Alibaba. [Foto: Forbes]
Hong Kong [JDN] – Pemerintah Tiongkok mendenda Alibaba Group Holding Ltd sebesar 18 miliar yuan atau sekitar US$ 2,75 miliar (Rp 40,19 triliun) karena terbukti melanggar aturan anti-monopoli dan menyalahgunakan posisi pasar dominannya. Itu merupakan denda antitrust tertinggi yang pernah diberlakukan di Tiongkok.

Sanksi tersebut setara dengan sekitar 4% dari pendapatan Alibaba tahun 2019. Hukuman itu merupakan sanksi keras yang belum pernah dialami konglomerat teknologi itu.

Kerajaan bisnis Alibaba yang didirikan Jack Ma telah berada di bawah pengawasan ketat, setelah kritik pedasnya terhadap sistem peraturan Tiongkok pada akhir Oktober, demikian dikutip Reuters, Sabtu (10/4/2021).
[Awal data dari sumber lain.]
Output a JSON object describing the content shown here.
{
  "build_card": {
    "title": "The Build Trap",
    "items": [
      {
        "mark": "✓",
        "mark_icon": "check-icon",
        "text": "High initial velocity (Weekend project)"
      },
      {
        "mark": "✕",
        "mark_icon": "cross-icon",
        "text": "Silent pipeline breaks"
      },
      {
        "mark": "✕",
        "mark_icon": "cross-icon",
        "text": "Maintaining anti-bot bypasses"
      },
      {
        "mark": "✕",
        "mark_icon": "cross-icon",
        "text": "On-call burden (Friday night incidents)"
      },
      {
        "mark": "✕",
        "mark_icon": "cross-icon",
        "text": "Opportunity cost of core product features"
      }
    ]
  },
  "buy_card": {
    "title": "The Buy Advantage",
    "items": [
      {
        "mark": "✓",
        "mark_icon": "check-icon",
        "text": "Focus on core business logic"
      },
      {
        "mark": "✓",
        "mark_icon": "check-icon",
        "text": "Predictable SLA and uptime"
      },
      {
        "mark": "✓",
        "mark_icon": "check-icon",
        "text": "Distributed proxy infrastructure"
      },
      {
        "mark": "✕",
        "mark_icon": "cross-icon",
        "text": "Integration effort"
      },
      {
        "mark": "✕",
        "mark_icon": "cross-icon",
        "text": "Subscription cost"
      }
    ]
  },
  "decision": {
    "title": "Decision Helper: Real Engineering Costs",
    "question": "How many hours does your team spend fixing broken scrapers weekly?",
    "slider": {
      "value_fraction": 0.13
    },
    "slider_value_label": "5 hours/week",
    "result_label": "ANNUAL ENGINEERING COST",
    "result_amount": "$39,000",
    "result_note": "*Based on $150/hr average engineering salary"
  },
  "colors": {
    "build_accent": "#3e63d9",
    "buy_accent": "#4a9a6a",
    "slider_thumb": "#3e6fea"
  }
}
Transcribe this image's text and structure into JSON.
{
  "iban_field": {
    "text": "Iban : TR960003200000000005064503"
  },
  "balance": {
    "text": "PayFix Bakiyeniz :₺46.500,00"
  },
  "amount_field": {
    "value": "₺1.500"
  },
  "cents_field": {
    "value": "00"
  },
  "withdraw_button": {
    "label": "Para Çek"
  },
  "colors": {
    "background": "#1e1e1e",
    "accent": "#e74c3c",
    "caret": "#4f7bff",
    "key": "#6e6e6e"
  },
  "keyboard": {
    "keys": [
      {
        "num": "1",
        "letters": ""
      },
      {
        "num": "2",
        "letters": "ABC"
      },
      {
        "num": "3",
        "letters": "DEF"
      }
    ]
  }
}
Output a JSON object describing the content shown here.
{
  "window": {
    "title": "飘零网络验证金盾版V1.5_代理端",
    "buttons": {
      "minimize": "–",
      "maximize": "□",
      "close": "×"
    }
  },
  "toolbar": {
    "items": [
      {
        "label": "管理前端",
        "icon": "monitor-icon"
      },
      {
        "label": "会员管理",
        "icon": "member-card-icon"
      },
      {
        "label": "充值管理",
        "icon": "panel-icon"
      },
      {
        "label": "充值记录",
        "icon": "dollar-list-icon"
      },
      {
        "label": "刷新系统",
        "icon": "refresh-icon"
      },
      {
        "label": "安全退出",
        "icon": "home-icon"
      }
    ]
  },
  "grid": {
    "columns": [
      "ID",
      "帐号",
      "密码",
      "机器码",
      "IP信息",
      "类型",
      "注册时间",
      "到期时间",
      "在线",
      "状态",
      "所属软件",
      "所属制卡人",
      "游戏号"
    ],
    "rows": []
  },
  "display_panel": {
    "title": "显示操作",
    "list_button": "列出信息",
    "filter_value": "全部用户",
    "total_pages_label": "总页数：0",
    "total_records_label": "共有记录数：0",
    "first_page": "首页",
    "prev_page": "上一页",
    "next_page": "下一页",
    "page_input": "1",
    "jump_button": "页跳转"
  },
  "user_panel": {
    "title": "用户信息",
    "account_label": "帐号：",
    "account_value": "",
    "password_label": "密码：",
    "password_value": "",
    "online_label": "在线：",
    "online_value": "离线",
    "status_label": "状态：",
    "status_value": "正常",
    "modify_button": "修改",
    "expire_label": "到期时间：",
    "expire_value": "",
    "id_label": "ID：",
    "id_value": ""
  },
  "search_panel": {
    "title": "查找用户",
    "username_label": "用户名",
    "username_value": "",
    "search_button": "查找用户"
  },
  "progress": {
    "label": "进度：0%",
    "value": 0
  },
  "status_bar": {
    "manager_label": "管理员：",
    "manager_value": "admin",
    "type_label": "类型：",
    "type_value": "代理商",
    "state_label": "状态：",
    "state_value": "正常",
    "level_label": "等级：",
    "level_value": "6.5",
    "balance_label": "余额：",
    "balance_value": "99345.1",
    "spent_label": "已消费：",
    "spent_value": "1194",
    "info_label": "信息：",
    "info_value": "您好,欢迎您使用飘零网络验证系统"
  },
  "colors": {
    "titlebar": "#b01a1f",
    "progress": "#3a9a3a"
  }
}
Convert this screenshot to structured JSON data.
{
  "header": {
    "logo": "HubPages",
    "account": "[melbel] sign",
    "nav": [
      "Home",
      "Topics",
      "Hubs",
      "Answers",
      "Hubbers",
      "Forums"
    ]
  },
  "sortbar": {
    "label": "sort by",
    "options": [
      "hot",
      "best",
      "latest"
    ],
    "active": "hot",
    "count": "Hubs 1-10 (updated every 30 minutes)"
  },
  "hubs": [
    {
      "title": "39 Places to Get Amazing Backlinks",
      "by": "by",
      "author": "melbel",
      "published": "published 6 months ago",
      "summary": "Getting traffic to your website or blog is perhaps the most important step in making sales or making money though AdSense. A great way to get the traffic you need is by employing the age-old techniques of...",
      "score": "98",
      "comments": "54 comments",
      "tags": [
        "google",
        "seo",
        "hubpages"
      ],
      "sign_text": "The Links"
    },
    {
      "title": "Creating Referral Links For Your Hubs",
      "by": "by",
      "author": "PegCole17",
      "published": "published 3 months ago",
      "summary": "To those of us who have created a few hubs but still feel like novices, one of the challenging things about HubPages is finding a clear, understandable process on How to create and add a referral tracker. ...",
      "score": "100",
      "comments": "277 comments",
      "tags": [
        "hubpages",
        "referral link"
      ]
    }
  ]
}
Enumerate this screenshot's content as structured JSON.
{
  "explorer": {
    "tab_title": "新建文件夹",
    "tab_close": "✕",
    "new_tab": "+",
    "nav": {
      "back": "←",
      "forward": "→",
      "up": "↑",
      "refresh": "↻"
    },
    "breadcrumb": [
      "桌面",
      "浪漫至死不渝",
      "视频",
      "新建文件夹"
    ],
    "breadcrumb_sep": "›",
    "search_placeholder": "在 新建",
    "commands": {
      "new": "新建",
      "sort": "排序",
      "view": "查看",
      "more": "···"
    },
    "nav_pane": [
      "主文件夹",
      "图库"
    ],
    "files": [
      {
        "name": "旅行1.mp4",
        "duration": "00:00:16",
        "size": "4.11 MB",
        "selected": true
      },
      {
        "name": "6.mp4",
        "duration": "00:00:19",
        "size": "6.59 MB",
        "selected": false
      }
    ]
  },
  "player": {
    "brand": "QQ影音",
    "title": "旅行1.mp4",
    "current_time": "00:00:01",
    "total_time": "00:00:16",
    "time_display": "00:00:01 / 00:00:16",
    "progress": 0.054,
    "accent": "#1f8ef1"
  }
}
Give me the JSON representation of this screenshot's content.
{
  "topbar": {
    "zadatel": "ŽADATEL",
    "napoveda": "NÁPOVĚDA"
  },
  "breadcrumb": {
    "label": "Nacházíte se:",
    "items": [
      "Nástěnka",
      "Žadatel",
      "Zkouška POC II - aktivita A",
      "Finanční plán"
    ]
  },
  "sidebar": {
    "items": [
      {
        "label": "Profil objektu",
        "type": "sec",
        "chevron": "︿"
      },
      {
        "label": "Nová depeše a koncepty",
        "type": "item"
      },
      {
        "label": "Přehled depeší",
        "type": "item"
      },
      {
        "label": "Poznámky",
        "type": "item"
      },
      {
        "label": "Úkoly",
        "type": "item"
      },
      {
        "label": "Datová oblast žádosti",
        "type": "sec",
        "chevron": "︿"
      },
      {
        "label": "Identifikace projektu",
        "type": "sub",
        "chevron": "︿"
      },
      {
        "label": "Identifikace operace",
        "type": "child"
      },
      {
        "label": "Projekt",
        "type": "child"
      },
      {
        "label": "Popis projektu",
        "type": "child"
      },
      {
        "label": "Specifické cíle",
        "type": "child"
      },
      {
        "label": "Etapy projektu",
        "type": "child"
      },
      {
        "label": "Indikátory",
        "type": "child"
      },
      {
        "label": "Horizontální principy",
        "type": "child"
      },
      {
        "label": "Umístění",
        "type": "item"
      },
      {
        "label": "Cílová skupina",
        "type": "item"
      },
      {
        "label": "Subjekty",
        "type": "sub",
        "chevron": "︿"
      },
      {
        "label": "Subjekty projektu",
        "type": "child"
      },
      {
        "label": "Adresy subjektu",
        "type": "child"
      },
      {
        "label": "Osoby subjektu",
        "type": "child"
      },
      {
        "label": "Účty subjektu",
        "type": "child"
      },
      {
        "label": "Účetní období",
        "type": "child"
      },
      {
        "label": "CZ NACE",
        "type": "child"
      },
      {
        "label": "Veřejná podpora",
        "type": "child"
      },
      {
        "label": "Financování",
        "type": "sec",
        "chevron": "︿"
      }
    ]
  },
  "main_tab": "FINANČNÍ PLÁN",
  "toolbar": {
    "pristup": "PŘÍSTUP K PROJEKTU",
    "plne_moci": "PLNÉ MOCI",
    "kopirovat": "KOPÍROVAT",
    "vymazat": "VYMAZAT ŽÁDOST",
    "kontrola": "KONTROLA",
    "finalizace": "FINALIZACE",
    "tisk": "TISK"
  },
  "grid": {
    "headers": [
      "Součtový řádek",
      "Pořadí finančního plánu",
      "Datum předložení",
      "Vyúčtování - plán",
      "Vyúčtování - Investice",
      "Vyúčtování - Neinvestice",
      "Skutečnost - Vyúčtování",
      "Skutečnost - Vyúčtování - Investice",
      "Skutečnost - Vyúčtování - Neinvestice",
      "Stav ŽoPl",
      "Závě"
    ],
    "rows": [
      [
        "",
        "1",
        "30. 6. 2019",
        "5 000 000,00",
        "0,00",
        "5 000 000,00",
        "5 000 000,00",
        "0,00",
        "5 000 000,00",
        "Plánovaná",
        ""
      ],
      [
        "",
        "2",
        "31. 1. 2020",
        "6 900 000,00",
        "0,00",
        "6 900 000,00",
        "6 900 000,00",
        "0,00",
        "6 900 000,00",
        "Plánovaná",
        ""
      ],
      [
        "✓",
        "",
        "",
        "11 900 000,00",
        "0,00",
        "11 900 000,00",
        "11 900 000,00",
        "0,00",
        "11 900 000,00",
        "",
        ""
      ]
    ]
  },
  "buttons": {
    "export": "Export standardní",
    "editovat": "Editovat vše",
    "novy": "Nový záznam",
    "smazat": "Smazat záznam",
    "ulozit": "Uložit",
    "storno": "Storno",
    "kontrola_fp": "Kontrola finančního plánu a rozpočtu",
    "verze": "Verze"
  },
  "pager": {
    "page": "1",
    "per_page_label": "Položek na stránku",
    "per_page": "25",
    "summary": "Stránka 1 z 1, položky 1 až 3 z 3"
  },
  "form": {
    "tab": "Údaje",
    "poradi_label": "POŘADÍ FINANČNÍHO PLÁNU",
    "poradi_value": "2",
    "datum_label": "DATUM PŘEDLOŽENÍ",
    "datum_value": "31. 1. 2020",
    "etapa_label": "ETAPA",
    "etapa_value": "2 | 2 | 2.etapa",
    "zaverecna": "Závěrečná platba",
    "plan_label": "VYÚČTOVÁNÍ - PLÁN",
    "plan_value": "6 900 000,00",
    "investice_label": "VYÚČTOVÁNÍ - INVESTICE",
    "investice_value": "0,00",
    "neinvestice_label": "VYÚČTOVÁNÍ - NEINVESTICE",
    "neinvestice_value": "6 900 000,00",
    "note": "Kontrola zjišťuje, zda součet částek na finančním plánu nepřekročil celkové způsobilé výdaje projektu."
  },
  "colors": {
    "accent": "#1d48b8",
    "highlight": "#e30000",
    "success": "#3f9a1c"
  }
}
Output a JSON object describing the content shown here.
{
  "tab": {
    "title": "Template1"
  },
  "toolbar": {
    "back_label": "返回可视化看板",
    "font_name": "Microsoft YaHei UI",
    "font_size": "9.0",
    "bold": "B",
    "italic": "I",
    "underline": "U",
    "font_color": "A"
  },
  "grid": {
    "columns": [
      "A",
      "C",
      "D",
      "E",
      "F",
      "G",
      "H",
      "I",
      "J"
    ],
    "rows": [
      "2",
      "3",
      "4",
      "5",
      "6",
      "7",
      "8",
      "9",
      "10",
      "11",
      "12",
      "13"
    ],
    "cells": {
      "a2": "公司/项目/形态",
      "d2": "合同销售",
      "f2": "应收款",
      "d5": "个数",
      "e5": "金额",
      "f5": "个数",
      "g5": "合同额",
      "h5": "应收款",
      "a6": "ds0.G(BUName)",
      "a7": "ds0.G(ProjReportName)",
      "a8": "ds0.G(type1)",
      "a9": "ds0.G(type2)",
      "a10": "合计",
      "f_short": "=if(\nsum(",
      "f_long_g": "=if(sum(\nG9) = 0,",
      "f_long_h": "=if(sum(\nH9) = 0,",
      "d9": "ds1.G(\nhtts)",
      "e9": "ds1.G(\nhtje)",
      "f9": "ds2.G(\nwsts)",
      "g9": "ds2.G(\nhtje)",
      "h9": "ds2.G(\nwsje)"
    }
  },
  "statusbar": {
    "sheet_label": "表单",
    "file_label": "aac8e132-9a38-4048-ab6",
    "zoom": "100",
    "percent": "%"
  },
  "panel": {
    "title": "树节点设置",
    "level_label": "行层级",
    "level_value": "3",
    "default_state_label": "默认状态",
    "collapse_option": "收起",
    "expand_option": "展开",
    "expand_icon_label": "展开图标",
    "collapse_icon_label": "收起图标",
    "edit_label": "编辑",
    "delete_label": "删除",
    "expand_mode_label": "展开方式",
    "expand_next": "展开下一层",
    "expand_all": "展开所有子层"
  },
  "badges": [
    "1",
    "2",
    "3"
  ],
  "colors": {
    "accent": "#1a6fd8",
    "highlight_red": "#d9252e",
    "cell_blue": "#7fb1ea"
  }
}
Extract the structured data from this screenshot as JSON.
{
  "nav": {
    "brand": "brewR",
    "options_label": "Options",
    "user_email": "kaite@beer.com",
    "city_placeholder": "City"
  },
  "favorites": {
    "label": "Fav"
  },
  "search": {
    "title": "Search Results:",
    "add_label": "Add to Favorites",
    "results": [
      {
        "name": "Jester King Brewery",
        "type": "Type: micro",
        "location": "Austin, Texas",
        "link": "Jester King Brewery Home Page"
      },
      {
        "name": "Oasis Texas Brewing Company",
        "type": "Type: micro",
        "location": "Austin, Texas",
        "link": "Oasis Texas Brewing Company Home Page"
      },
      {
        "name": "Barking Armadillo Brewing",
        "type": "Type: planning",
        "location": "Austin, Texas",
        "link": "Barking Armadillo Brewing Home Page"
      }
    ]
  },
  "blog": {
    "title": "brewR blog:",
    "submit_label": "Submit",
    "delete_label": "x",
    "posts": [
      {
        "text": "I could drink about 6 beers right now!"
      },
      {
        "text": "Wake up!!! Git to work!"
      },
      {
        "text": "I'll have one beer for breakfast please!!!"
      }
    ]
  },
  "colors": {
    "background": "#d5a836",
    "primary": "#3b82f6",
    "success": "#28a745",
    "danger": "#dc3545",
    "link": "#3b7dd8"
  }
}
Pada akhir Desember, Otoritas Negara untuk Peraturan Pasar (SAMR) Tiongkok mengumumkan telah meluncurkan penyelidikan antitrust ke Alibaba. Langkah itu diterapkan setelah pihak berwenang membatalkan rencana IPO senilai US$ 37 miliar dari Ant Group, unit keuangan internet Alibaba.

“Ini memang kasus anti-monopoli tertinggi di China,” kata Hong Hao, kepala penelitian BOCOM International di Hong Kong.

Menurut dia, pasar sebenarnya telah mengantisipasi hukuman untuk beberapa waktu, namun perlu memperhatikan langkah-langkah di luar investigasi anti-monopoli.